Step 1: Understanding the Concept:
The resistance of most conducting materials changes with temperature. For many materials, over a certain range, this change is approximately linear. The temperature coefficient of resistance (\( \alpha \)) quantifies this change.

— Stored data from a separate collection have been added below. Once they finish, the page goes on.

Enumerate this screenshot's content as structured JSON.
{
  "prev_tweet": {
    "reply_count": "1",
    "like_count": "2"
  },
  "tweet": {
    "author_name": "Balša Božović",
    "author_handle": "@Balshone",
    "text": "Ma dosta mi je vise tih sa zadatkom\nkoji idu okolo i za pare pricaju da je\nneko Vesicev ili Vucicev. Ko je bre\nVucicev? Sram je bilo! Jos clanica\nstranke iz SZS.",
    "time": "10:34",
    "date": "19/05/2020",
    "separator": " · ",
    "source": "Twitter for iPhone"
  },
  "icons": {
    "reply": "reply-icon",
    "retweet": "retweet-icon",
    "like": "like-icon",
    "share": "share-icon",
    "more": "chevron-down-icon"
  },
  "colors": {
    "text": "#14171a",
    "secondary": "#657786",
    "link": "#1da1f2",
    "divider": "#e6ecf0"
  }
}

Step 2: Key Formula or Approach:
The resistance \( R_T \) at a temperature T is related to the resistance \( R_0 \) at a reference temperature \( T_0 \) by the formula: \[ R_T = R_0[1 + \alpha(T - T_0)] \] We are given resistances at two different temperatures, so we can set up a system of two equations. Let \( T_0 \) be a reference temperature, say 0°C, and \( R_0 \) be the resistance at 0°C. (1) \( R_{30} = 5 = R_0[1 + \alpha(30 - 0)] = R_0(1 + 30\alpha) \) (2) \( R_{40} = 6 = R_0[1 + \alpha(40 - 0)] = R_0(1 + 40\alpha) \) We can solve this system for \( \alpha \). A common method is to divide the two equations. Step 3: Detailed Explanation:
Divide equation (2) by equation (1): \[ \frac{6}{5} = \frac{R_0(1 + 40\alpha)}{R_0(1 + 30\alpha)} \] Cancel \( R_0 \): \[ \frac{6}{5} = \frac{1 + 40\alpha}{1 + 30\alpha} \] Now, cross-multiply to solve for \( \alpha \): \[ 6(1 + 30\alpha) = 5(1 + 40\alpha) \] \[ 6 + 180\alpha = 5 + 200\alpha \] Rearrange the terms to isolate \( \alpha \): \[ 6 - 5 = 200\alpha - 180\alpha \] \[ 1 = 20\alpha \] \[ \alpha = \frac{1}{20} = 0.05 \] The units are per degree Celsius (\( /^\circ\text{C} \) or \( (^\circ\text{C})^{-1} \)). This calculation matches option (B). My initial check was incorrect. Step 4: Final Answer:
The temperature coefficient of resistance is 0.05 per degree Celcius.